The test was done on a single machine with a single application.
It's possible that it would work on a monster 8GHz machine with
another soundcard with a cs46xx chip with another application.

However, as already mentioned, I find changing the value to 64 is
somehow rational.  But, it's still a question whether this is the only
fix...

> >  Well, I find also 64 is a sane value, but it's not always logical.
> >  In most cases, 32 is used as the minimum value due to PCI h/w
> >  limitation.  But 32 is very hard to achieve, so it doesn't matter
> >  so much.
> 
> Like I said, I have the hardware, and I can tell you that on my
> hardware, 32 doesn't work properly, while 64 does. :)
> 
> >  > This should be the final patch.

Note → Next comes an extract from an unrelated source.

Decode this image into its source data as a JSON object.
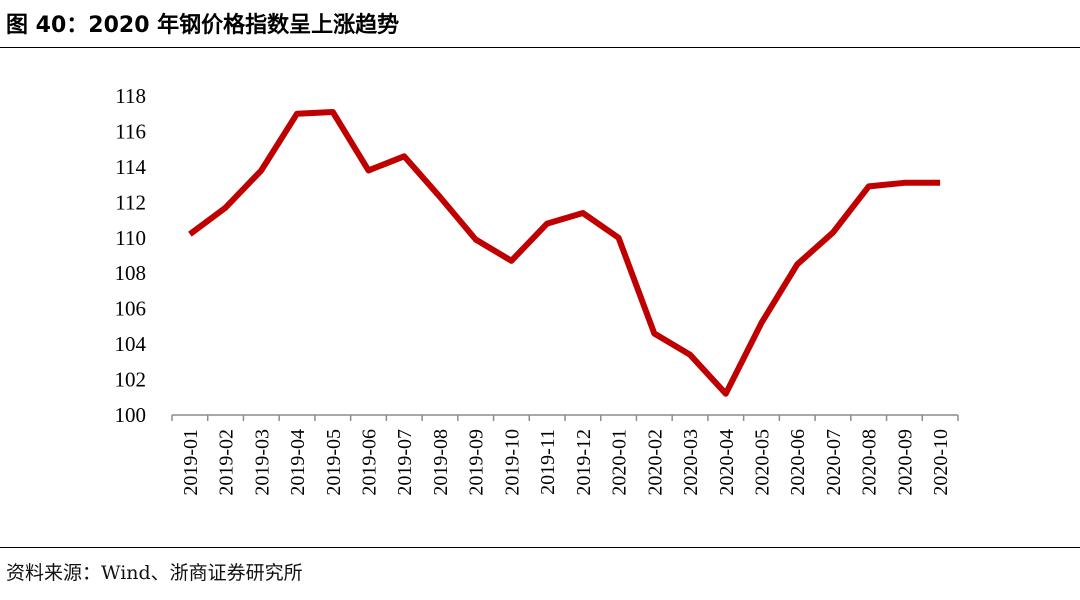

How should I go about submitting this?
> >
> > Please give a proper patch summary, too.
> >  Also, it'd be more helpful if you give an example what actually
> >  your patch fixes (e.g. audacious, etc).
> 
> I'm not sure what you mean by a "proper patch summary". Is there
> anywhere I should read that specifies the format of a proper patch
> summary?

A patch should have a single line summary to describe what it does.
Take a look at $LINUX/Documentation/SubmittingPatches for details.

> As for what it fixes, it fixes a problem in the case where neither a
> period size nor a buffer size is passed to ALSA, instead using the
> defaults provided. This is the recommended course of action according
> to a guide to safe ALSA usage by Lennart Poettering - see
> http://0pointer.de/blog/projects/guide-to-sound-apis.html . Among
> other things, the guide says that in order for an app to remain safe
> and playable on all backends that ALSA supports, it should "not touch
> buffering/period metrics unless you have specific latency needs".
> 
> This guide is already being followed by various apps and audio
> interfaces - Audacious is one of them, and OpenAL (a popular audio
> interface used by many games including Second Life and Unreal
> Tournament) is another. As such, there are quite a few examples where
> the current buggy behaviour can be observed on a card that the cs46xx
> driver serves. (I don't know of a full list; as I said above, I'm new
> to ALSA programming.)
> 
> Does this help?

Yes, but a bit more concisely if possible, please.
The text will be recorded as a GIT changelog forever.  This is the
best place where people see to track down the changes over tree.